Multiplicative group of an infinite field is not cyclic
Solution 1:
Ok here is the characteristic 2 case:
Assume $k$ is an infinite field of characteristic $2$ with a cyclic multiplicative group. Note that any element of an algebraic extension of $\mathbb{F}_2$ has finite multiplicative order, so this implies that every element of $k-\{0,1\}$ must be transcendental.
Next let $x$ be a generator for the multiplicative group, which exists as we are assuming it is cyclic. Consider the element $1+x$ of our field. It is nonzero and therefore equal to some power of $x$ since $x$ is a generator.

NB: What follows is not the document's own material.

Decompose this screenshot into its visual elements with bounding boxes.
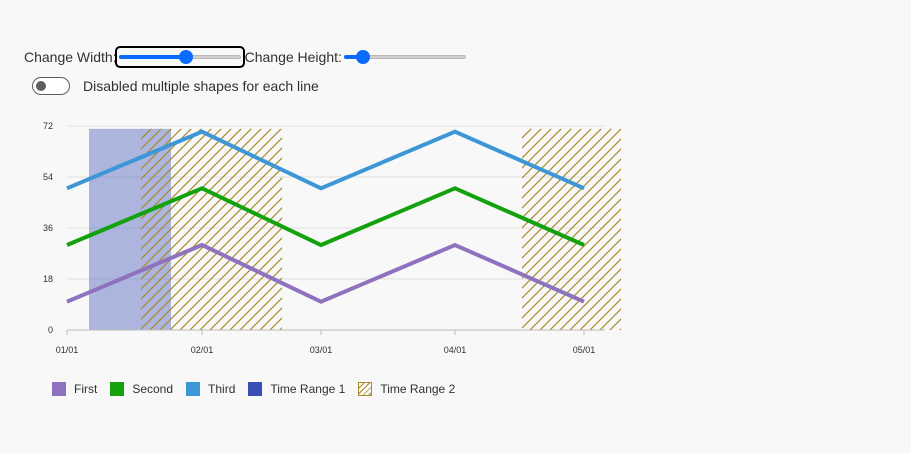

But then $1+x=x^n$ for some $n$, so $x$ is algebraic over $\mathbb{F}_2$, contradicting the above claim.
Solution 2:
I was studying this for a Galois Theory course and also bumped into this question, and actually for fields of characteristic different from 2 there is a really surprisingly simple proof (spoiler, this will happen because in characteristic $2$ we get $-1=1$).
So suppose $k$ is an infinite field such that char $k \neq 2$ and there is $x$ with $\langle x \rangle = k^*$. This implies that there is an $n \in \mathbb{N}$ (different than $0$ because $-1 \neq 1$) such that $x^n = -1$, which implies that $x^{2n} = 1$ and so $k^*$ is finite, contradiction.